Second, we shouldn’t blame the genes for cancer: By far the greatest threat comes from environmental factors. Smoking or hanging out in smoky bars, not eating your greens, tanning in the midday sun, and the combination of early puberty with delayed pregnancy, are all to blame. These are things we can do something about, though reality usually steps in the way, and most of us make a Faustian pact to trade a little extra cancer risk for the pleasures of social engagement, healthy looks, or an independent career. The one thing we cannot do anything about, though, is the biggest environmental factor of all, and that is growing old.

Cancer is fundamentally a product of disequilibrium between our genome and our culture. All of a sudden, in the space of a couple of generations, humans are living 20 years longer than ever before. Cryptic genetic susceptibility factors that have only a miniscule effect up to the age of 50, too small an effect for natural selection to do anything about, are now uncovered. These variants account for maybe a quarter of all mortality in old age, but they just have not played a significant role in human history hitherto.

Third, those cases where we can blame specific genes, account for only a small proportion even of cancer that seems to run in families. BRCA1 and BRCA2 are the two best-known susceptibility genes. If you are a woman who inherits a mutation in one of these two genes, you have a high lifetime probability of having breast cancer. Literally hundreds of mutations of this type are in the human gene pool, most very rare, but some at a frequency as high as a few percent in particular populations. Yet, the mutations only account for one-tenth of familial breast cancer, which in turn is one-tenth of all breast cancer. Geneticists are just now uncovering a few other genes that harbor mutations that also contribute, but the bottom line is that we just do not know what genes account for the majority of breast or any other type of cancer.

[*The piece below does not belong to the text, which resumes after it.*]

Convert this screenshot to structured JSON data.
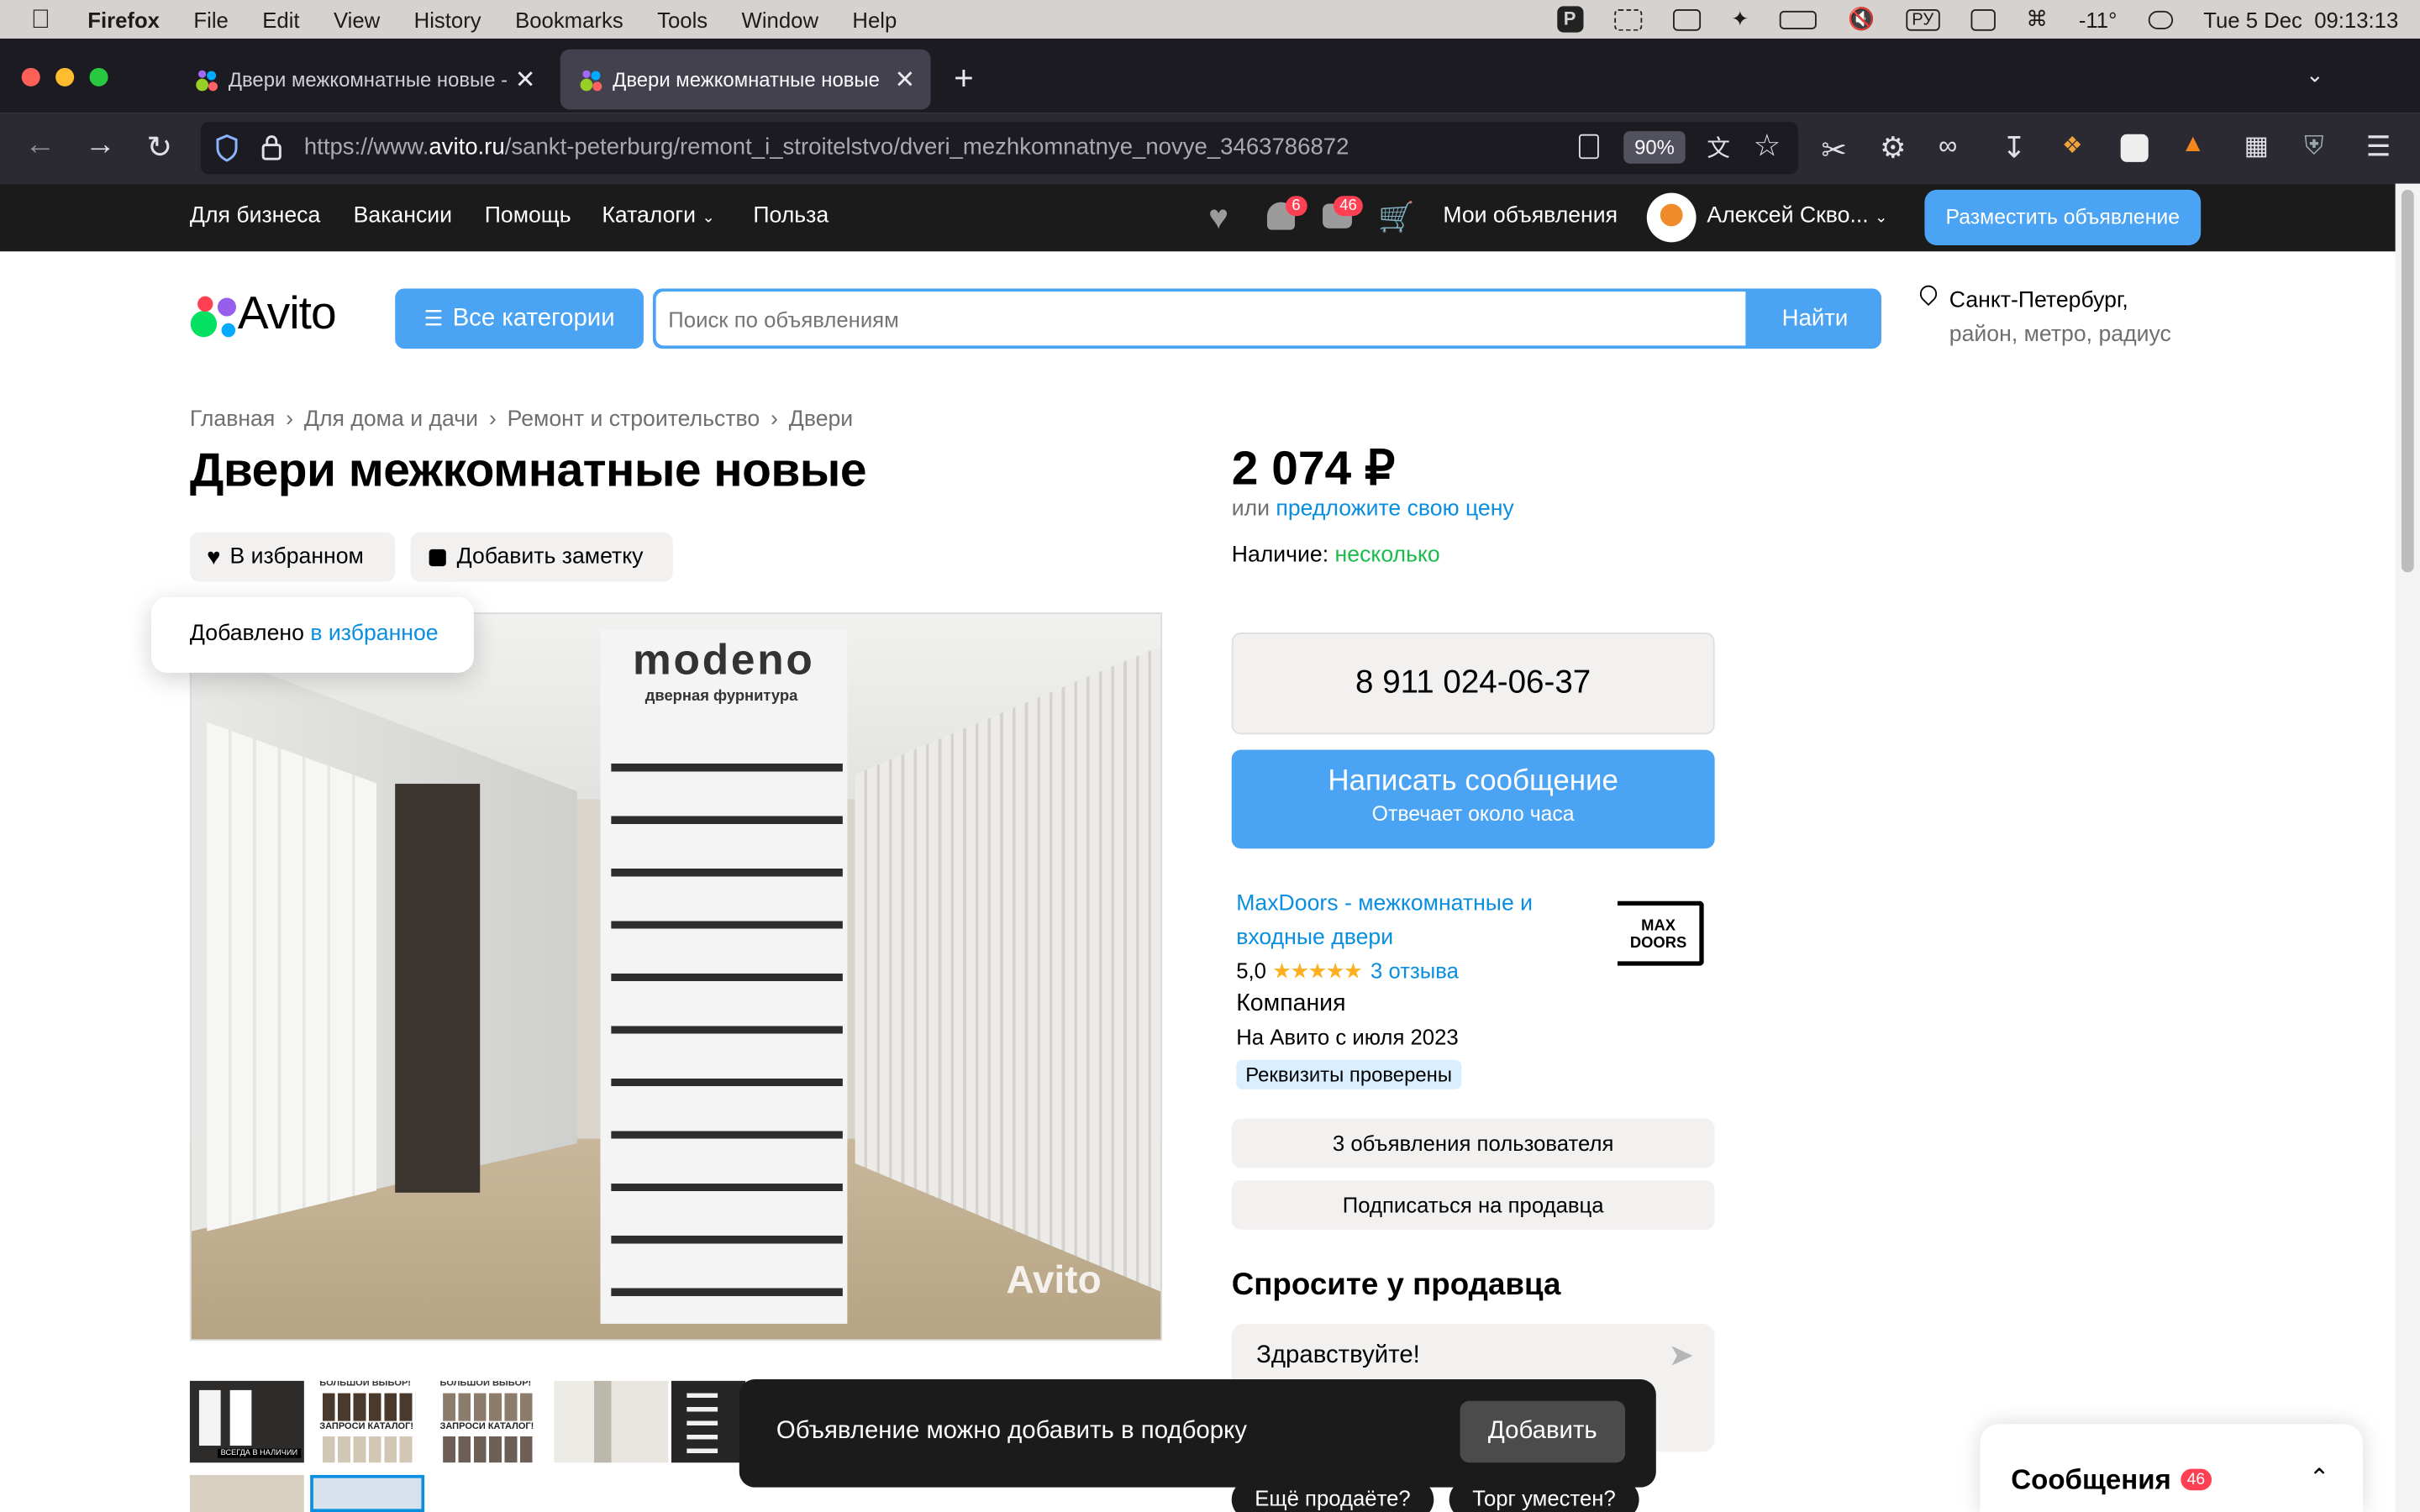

In fact, we don’t really have a good model for how they act either. Knudson’s two-hit hypothesis has served pretty well as a starting point. The idea is that you need at least two mutations to initiate cancer. If you inherit one from your parents, you are off to a bad start, because you only need one more during your life. Since that first mutation is insufficient to cause cancer, it can hang around in the gene pool, ever so slightly increasing the incidence of cancer and contributing to its tendency to run in families. Presumably there are hundreds of genes harboring such mutations and hundreds of different mutations in each of these genes, each of which increases cancer susceptibility a fraction of a percent. Eventually we will find many if not most of these, but it is doubtful it will do us much good.

Though not discussed here, a lot of cancer susceptibility has more to do with what happens in the progression from initial lesion to mature tumor, than in the initial appearance of cancer. The potential of cancer cells to metastasize (start migrating around the body), their ability to vascularize (attract blood vessels to support malignancy), and the capacity of the immune system to detect and deal with an early stage cancer are all affected by our genes. Our psychological and nutritional status can play an enormous role here as well.

Putting all this together, the inescapable conclusion is that we are dealing with an immensely complex foe. The media, naturally, likes to report from time to time that scientists have identified a new gene for cancer. Our response is to assume that this is something like a gene for blue eyes or male-pattern baldness: If you get it from your parents, you are going to get cancer, and the reason why we cannot yet predict cancer is because we haven’t found the genes yet. The truth is otherwise.